Windows 10, Meltdown et Spectre : quel impact sur les performances ?

Publié le 07/02/2018 par
Imprimer

Quel est l'impact des premiers patchs des failles Meltdown et Spectre sur notre protocole de test CPU ? Les jeux sont ils également impactés ? Essayons de faire le point !

En début de mois, l'université de Graz  et Google Project Zero  ont annoncé avoir découvert deux failles de sécurité importantes s'appuyant sur les mécanismes de fonctionnement interne des processeurs.

Trois vulnérabilités permettant d'accéder à de la mémoire privilégiée ont été publiées, elles ont pour point commun d'exploiter les mécanismes d'exécution spéculative et les timings des caches mémoires.
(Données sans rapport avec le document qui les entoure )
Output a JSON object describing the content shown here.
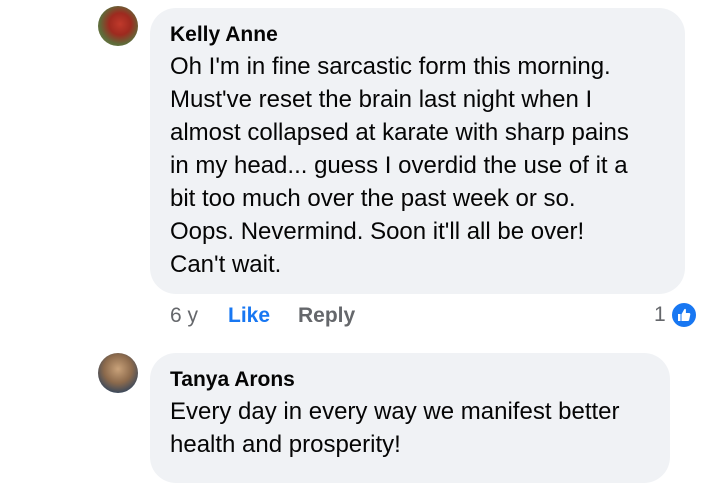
{
  "comments": [
    {
      "author": "Kelly Anne",
      "text": "Oh I'm in fine sarcastic form this morning.\nMust've reset the brain last night when I\nalmost collapsed at karate with sharp pains\nin my head... guess I overdid the use of it a\nbit too much over the past week or so.\nOops. Nevermind. Soon it'll all be over!\nCan't wait.",
      "time": "6 y",
      "like_label": "Like",
      "reply_label": "Reply",
      "reaction_count": "1",
      "reaction_icon": "thumbs-up-icon",
      "like_color": "#1877f2"
    },
    {
      "author": "Tanya Arons",
      "text": "Every day in every way we manifest better\nhealth and prosperity!"
    }
  ],
  "colors": {
    "bubble": "#f0f2f5",
    "meta": "#65676b",
    "accent": "#1877f2"
  }
}
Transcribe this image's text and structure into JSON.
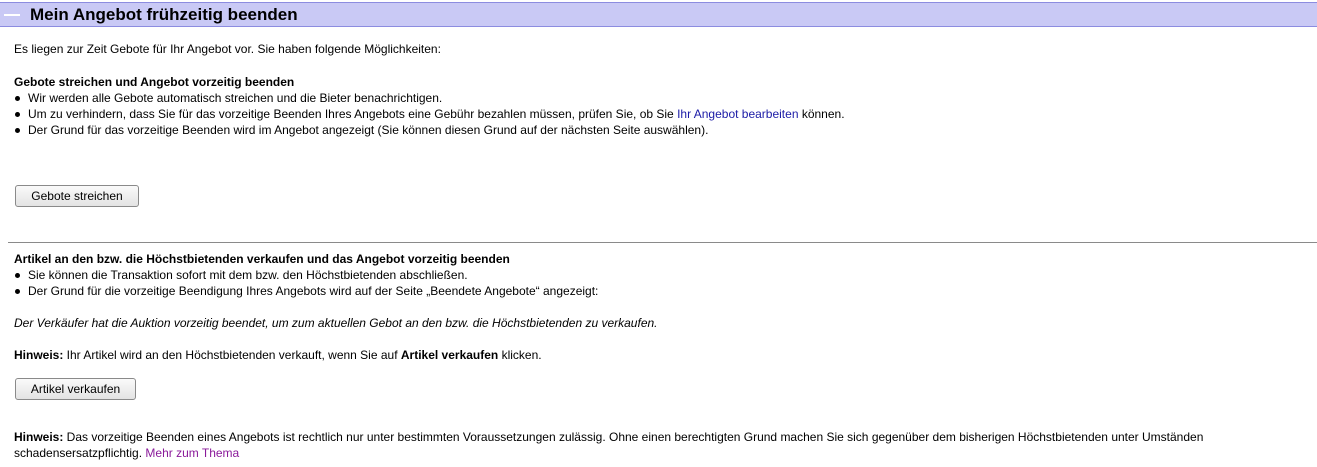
{
  "header": {
    "title": "Mein Angebot frühzeitig beenden"
  },
  "intro": "Es liegen zur Zeit Gebote für Ihr Angebot vor. Sie haben folgende Möglichkeiten:",
  "option1": {
    "heading": "Gebote streichen und Angebot vorzeitig beenden",
    "bullet1": "Wir werden alle Gebote automatisch streichen und die Bieter benachrichtigen.",
    "bullet2_pre": "Um zu verhindern, dass Sie für das vorzeitige Beenden Ihres Angebots eine Gebühr bezahlen müssen, prüfen Sie, ob Sie ",
    "bullet2_link": "Ihr Angebot bearbeiten",
    "bullet2_post": " können.",
    "bullet3": "Der Grund für das vorzeitige Beenden wird im Angebot angezeigt (Sie können diesen Grund auf der nächsten Seite auswählen).",
    "button_label": "Gebote streichen"
  },
  "option2": {
    "heading": "Artikel an den bzw. die Höchstbietenden verkaufen und das Angebot vorzeitig beenden",
    "bullet1": "Sie können die Transaktion sofort mit dem bzw. den Höchstbietenden abschließen.",
    "bullet2": "Der Grund für die vorzeitige Beendigung Ihres Angebots wird auf der Seite „Beendete Angebote“ angezeigt:",
    "reason_text": "Der Verkäufer hat die Auktion vorzeitig beendet, um zum aktuellen Gebot an den bzw. die Höchstbietenden zu verkaufen.",
    "hint_label": "Hinweis:",
    "hint_pre": " Ihr Artikel wird an den Höchstbietenden verkauft, wenn Sie auf ",
    "hint_bold": "Artikel verkaufen",
    "hint_post": " klicken.",
    "button_label": "Artikel verkaufen"
  },
  "footer": {
    "hint_label": "Hinweis:",
    "hint_line1": " Das vorzeitige Beenden eines Angebots ist rechtlich nur unter bestimmten Voraussetzungen zulässig. Ohne einen berechtigten Grund machen Sie sich gegenüber dem bisherigen Höchstbietenden unter Umständen",
    "hint_line2": "schadensersatzpflichtig. ",
    "link": "Mehr zum Thema"
  }
}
Vous retrouverez plus de détails dans notre article ici, et les explications techniques sur le fonctionnement et l'exploitation de certains processeurs chez Google Project Zero .
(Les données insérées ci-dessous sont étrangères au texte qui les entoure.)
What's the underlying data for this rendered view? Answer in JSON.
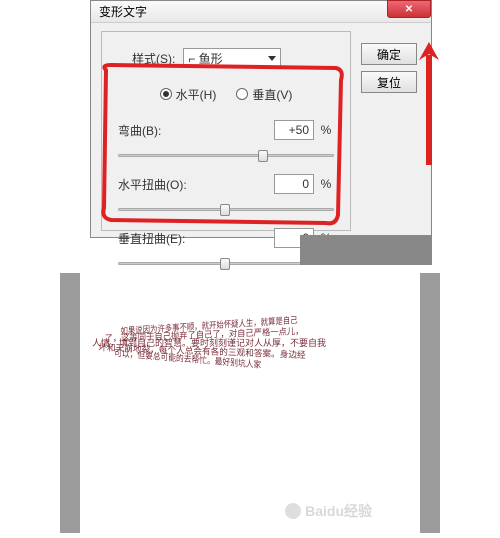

D'un point de vue pratique, toutes les failles ne touchent pas tous les processeurs, ou pas forcément de la même manière. Meltdown, la faille la plus critique (dans le sens ou elle permet un accès relativement aisé à la mémoire du noyau du système d'exploitation) est une faille qui touche spécifiquement les architectures d'Intel (et possiblement certaines implémentations ARM comme le Cortex A75).

Pour Spectre, la situation est plus compliquée. Tous les processeurs modernes sont concernés a différents niveau et l'on retrouve, y compris chez un même constructeur, des différences d'une architecture à l'autre en fonction des mécanismes précis de fonctionnement de chaque génération.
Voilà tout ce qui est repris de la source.